From the back of the room, someone shouted, “Start at the ninth minute.” 4

Jesus’ homily only lasted one minute. He “was handed a scroll of the prophet Isaiah. He unrolled the scroll and found” only that passage in Second Isaiah that was applicable to him because that part was a hot text; it was universally recognized as a prophecy of the long-expected Messiah. But note that Jesus skipped the last line which is Isaiah 61:2 which says, “to proclaim a day of vengeance from our God.”

He skips that line because vengeance is not part of his message, he thus critiques and edits his own scriptures. It’s a deliberate suppression of a negative aspect of Isaiah’s message. This is good news: He is not changing God the Father’s mind about us; he was changing our mind our God—and thus about one another and what we are called to do.

We got to unroll God’s word in our life and skip, not the entirety of God’s word, but rather skip the less important things in our life so we can then complete our life mission by doing what we are anointed to do.

Find your anointed self by doing the Called & Gifted Online spiritual gifts inventory at the Catherine of Siena Institute. When you get the results of your spiritual gifts, focus on your top three which will be tied to scripture, the Catechism, and which saints had those charisms.

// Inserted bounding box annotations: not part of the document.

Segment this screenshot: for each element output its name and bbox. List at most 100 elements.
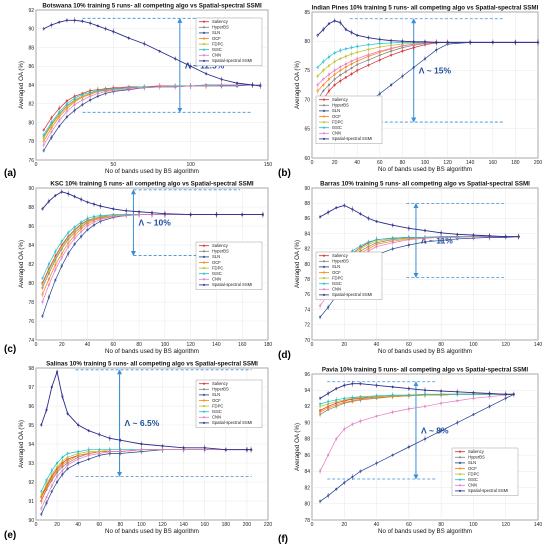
- data-point: [65, 115, 69, 119]
- legend-box: [195, 241, 263, 290]
- x-tick-label: 150: [264, 162, 273, 168]
- data-point: [327, 83, 331, 87]
- data-point: [472, 413, 475, 416]
- data-point: [73, 237, 76, 240]
- legend-marker: [322, 98, 326, 101]
- chart-title: Pavia 10% training 5 runs- all competing…: [322, 367, 529, 374]
- data-point: [104, 90, 107, 93]
- y-axis-label: Averaged OA (%): [18, 61, 25, 109]
- series-line: [319, 393, 514, 405]
- data-point: [339, 79, 342, 83]
- data-point: [423, 57, 427, 60]
- data-point: [391, 224, 394, 227]
- data-point: [456, 399, 459, 402]
- y-tick-label: 74: [28, 338, 34, 344]
- x-tick-label: 40: [85, 342, 91, 348]
- data-point: [326, 211, 330, 214]
- legend-marker: [322, 115, 326, 118]
- y-axis-label: Averaged OA (%): [294, 423, 301, 471]
- data-point: [45, 478, 48, 482]
- data-point: [87, 429, 90, 432]
- gap-annotation: Λ ~ 15%: [419, 65, 452, 75]
- data-point: [54, 268, 57, 271]
- data-point: [249, 448, 253, 451]
- data-point: [125, 214, 128, 217]
- x-tick-label: 100: [469, 342, 478, 348]
- data-point: [40, 507, 43, 510]
- x-tick-label: 40: [354, 160, 360, 166]
- data-point: [327, 73, 331, 76]
- data-point: [88, 21, 92, 25]
- series-cnn: [42, 82, 262, 148]
- data-point: [47, 283, 51, 287]
- data-point: [504, 393, 507, 396]
- data-point: [318, 470, 322, 473]
- data-point: [50, 130, 53, 134]
- legend-entry: CNN: [212, 53, 221, 58]
- panel-label: (b): [278, 168, 291, 179]
- data-point: [504, 235, 507, 238]
- series-line: [40, 370, 252, 451]
- y-tick-label: 92: [304, 404, 310, 410]
- gap-annotation: Λ ~ 10%: [138, 218, 171, 228]
- legend-entry: OCF: [212, 398, 221, 403]
- legend-entry: SLN: [468, 460, 476, 465]
- data-point: [322, 78, 325, 81]
- data-point: [327, 64, 331, 67]
- data-point: [235, 81, 239, 85]
- data-point: [61, 456, 64, 459]
- data-point: [112, 207, 115, 211]
- data-point: [182, 446, 185, 449]
- x-tick-label: 100: [469, 522, 478, 528]
- data-point: [339, 57, 342, 60]
- legend-entry: FDPC: [332, 275, 343, 280]
- chart-title: Barras 10% training 5 runs- all competin…: [320, 181, 530, 188]
- x-axis-label: No of bands used by BS algorithm: [105, 528, 199, 535]
- legend-entry: HyperBS: [332, 103, 349, 108]
- y-tick-label: 75: [304, 68, 310, 74]
- x-tick-label: 140: [466, 160, 475, 166]
- data-point: [375, 394, 378, 398]
- data-point: [344, 55, 348, 58]
- legend-marker: [202, 416, 206, 419]
- data-point: [333, 78, 336, 81]
- data-point: [391, 247, 394, 250]
- data-point: [67, 231, 70, 234]
- data-point: [86, 201, 89, 204]
- y-tick-label: 97: [28, 385, 34, 391]
- legend-entry: OCF: [212, 36, 221, 41]
- data-point: [88, 95, 92, 98]
- data-point: [41, 283, 44, 287]
- y-tick-label: 85: [304, 10, 310, 16]
- data-point: [224, 448, 227, 451]
- data-point: [55, 465, 59, 468]
- data-point: [350, 31, 353, 34]
- data-point: [333, 73, 336, 76]
- y-tick-label: 80: [28, 281, 34, 287]
- x-tick-label: 140: [212, 342, 221, 348]
- data-point: [343, 204, 346, 207]
- data-point: [423, 389, 427, 392]
- data-point: [367, 217, 370, 220]
- chart-panel-5: 0 20 40 60 80 100 120 140 160 180 200 220 90 91 92 93 94…: [4, 361, 272, 542]
- legend: SaliencyHyperBSSLNOCFFDPCISSCCNNSpatial-…: [195, 241, 263, 290]
- legend-entry: Spatial-spectral SSMI: [212, 420, 252, 425]
- data-point: [350, 72, 353, 76]
- series-line: [43, 19, 261, 87]
- legend-entry: ISSC: [468, 477, 478, 482]
- data-point: [343, 481, 346, 484]
- data-point: [189, 65, 192, 68]
- data-point: [60, 240, 63, 243]
- data-point: [333, 19, 336, 22]
- data-point: [335, 403, 338, 406]
- data-point: [488, 392, 491, 395]
- data-point: [66, 412, 69, 415]
- data-point: [112, 89, 115, 92]
- data-point: [318, 215, 322, 219]
- data-point: [112, 30, 115, 33]
- data-point: [50, 477, 53, 480]
- x-tick-label: 40: [374, 522, 380, 528]
- y-tick-label: 84: [304, 469, 310, 475]
- data-point: [50, 23, 53, 27]
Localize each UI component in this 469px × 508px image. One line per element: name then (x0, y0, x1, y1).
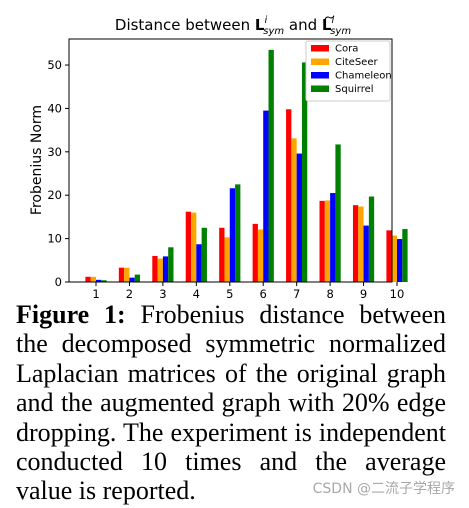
bar-citeseer-4 (191, 212, 197, 282)
plot-frame (68, 38, 393, 283)
legend-label-cora: Cora (335, 44, 358, 55)
y-axis-label: Frobenius Norm (29, 105, 45, 215)
bar-squirrel-8 (335, 144, 341, 282)
x-tick-label: 3 (159, 287, 166, 300)
x-tick-label: 6 (260, 287, 267, 300)
bar-cora-6 (252, 223, 258, 282)
bar-squirrel-7 (301, 62, 308, 283)
bar-citeseer-2 (124, 267, 130, 282)
bar-chameleon-9 (363, 225, 369, 282)
bar-citeseer-7 (291, 138, 297, 282)
caption-text: Frobenius distance between the decompose… (16, 300, 446, 506)
bar-squirrel-2 (134, 274, 141, 282)
legend-swatch-squirrel (311, 85, 329, 92)
title-prefix: Distance between (115, 16, 255, 34)
title-symbol-1-sup: i (264, 15, 267, 26)
bar-citeseer-6 (257, 229, 264, 282)
title-symbol-1: L (255, 16, 265, 34)
title-symbol-1-sub: sym (263, 26, 284, 37)
y-tick-label: 30 (47, 145, 62, 159)
bar-citeseer-10 (391, 235, 397, 282)
bar-cora-7 (286, 109, 292, 282)
bar-cora-10 (386, 230, 392, 282)
bar-chameleon-3 (162, 256, 169, 282)
bar-chart: Distance between Li sym and Li sym Frobeni… (29, 15, 408, 300)
title-symbol-2-sub: sym (330, 26, 351, 37)
x-tick-label: 7 (293, 287, 300, 300)
bar-squirrel-5 (235, 184, 241, 282)
bar-cora-3 (152, 255, 158, 282)
legend-label-citeseer: CiteSeer (335, 57, 378, 68)
watermark: CSDN @二流子学程序 (312, 481, 455, 497)
chart-title: Distance between Li sym and Li sym (115, 15, 351, 37)
bar-chameleon-7 (296, 153, 302, 282)
bar-squirrel-1 (101, 280, 107, 282)
x-tick-label: 9 (360, 287, 367, 300)
bar-squirrel-6 (268, 49, 274, 282)
x-tick-label: 4 (193, 287, 200, 300)
bar-cora-1 (85, 276, 91, 282)
legend-label-squirrel: Squirrel (335, 84, 374, 95)
bar-chameleon-2 (129, 277, 135, 282)
bar-cora-4 (185, 211, 192, 282)
y-tick-label: 10 (47, 232, 62, 246)
y-tick-label: 50 (47, 58, 62, 72)
bar-squirrel-4 (201, 227, 207, 282)
x-tick-label: 2 (126, 287, 133, 300)
legend-swatch-citeseer (311, 58, 329, 65)
x-tick-label: 8 (326, 287, 333, 300)
bar-chameleon-4 (196, 244, 202, 282)
bar-chameleon-10 (397, 239, 403, 282)
bars-layer (85, 49, 408, 283)
bar-cora-5 (219, 227, 225, 282)
bar-cora-9 (352, 205, 359, 282)
bar-citeseer-1 (90, 276, 96, 282)
bar-squirrel-3 (168, 247, 174, 282)
legend: Cora CiteSeer Chameleon Squirrel (305, 40, 392, 102)
title-mid: and (284, 16, 322, 34)
title-tilde-mark (324, 15, 335, 20)
title-symbol-2-sup: i (331, 15, 334, 26)
title-symbol-2: L (322, 16, 332, 34)
bar-squirrel-9 (368, 196, 375, 282)
bar-chameleon-6 (263, 110, 269, 282)
caption-label: Figure 1: (16, 300, 126, 329)
bar-squirrel-10 (402, 229, 408, 282)
y-tick-label: 0 (55, 275, 62, 289)
bar-citeseer-8 (324, 200, 331, 282)
x-tick-label: 1 (92, 287, 99, 300)
bar-cora-8 (319, 200, 325, 282)
legend-swatch-chameleon (311, 72, 329, 79)
y-tick-label: 20 (47, 188, 62, 202)
legend-label-chameleon: Chameleon (335, 71, 392, 82)
ticks-layer: 1 2 3 4 5 6 7 8 9 10 0 10 20 30 40 50 (47, 58, 404, 300)
bar-chameleon-5 (229, 188, 236, 282)
legend-swatch-cora (311, 45, 329, 52)
bar-citeseer-9 (358, 206, 364, 282)
x-tick-label: 5 (226, 287, 233, 300)
bar-chameleon-1 (96, 279, 102, 282)
bar-citeseer-3 (157, 258, 163, 282)
figure-caption: Figure 1: Frobenius distance between the… (16, 300, 446, 506)
y-tick-label: 40 (47, 101, 62, 115)
bar-cora-2 (118, 267, 125, 282)
bar-citeseer-5 (224, 237, 230, 282)
x-tick-label: 10 (390, 287, 405, 300)
bar-chameleon-8 (330, 193, 336, 282)
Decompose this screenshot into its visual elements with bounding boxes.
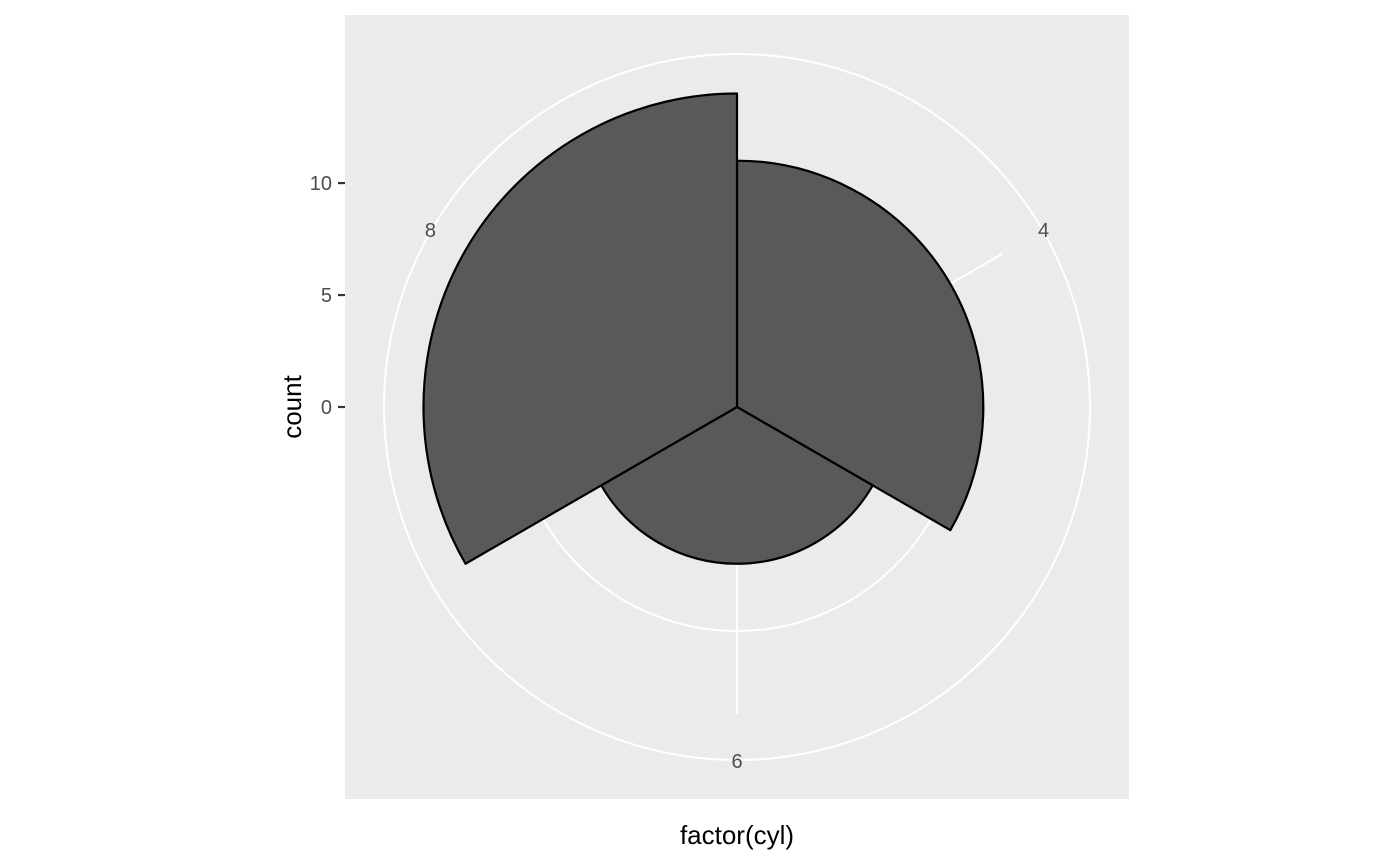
y-axis: 0 5 10 bbox=[310, 173, 345, 419]
bars bbox=[422, 92, 985, 565]
category-label-6: 6 bbox=[731, 751, 742, 773]
y-tick-label-10: 10 bbox=[310, 173, 332, 195]
y-axis-title: count bbox=[277, 374, 307, 438]
bar-4 bbox=[735, 159, 985, 532]
y-tick-label-5: 5 bbox=[321, 285, 332, 307]
category-label-4: 4 bbox=[1038, 220, 1049, 242]
category-labels: 4 6 8 bbox=[425, 220, 1049, 773]
bar-8 bbox=[422, 92, 739, 565]
grid-circle-outer bbox=[383, 53, 1091, 761]
x-axis-title: factor(cyl) bbox=[680, 820, 794, 850]
y-tick-label-0: 0 bbox=[321, 397, 332, 419]
category-label-8: 8 bbox=[425, 220, 436, 242]
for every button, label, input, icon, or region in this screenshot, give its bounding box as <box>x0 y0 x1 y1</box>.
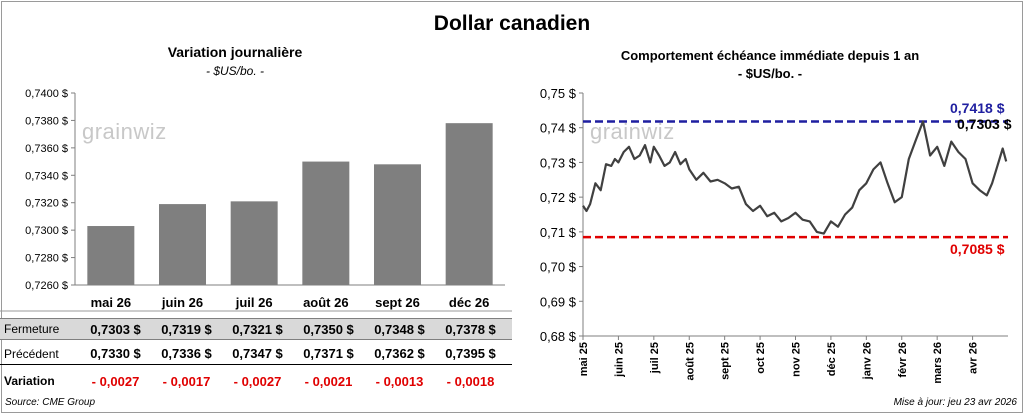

Mission is bound to charism, i.e. “I am not here to try and fix everything, just the things I am anointed for.”

And, mission is bound to baptism, which is the basis of lay ministry.

And our baptismal consecration is never separated from vocational mission.

Using your top three charisms is to find “purpose” within your vocation which is key to spiritual and psychological well-being, and when applied to your job outside the home: satisfaction and career success.

There is a charism of service.

E.g., In 1962, when President John F. Kennedy was visiting the NASA Space center, he noticed a janitor sweeping the hallway and asked him, “What do you do around here?” to his surprise, the janitor replied, “Well, Mr. President, I’m helping to put a man on the moon.” This janitor found meaning in seeing himself as someone who was playing a role in the grand vision of sending a person to the moon.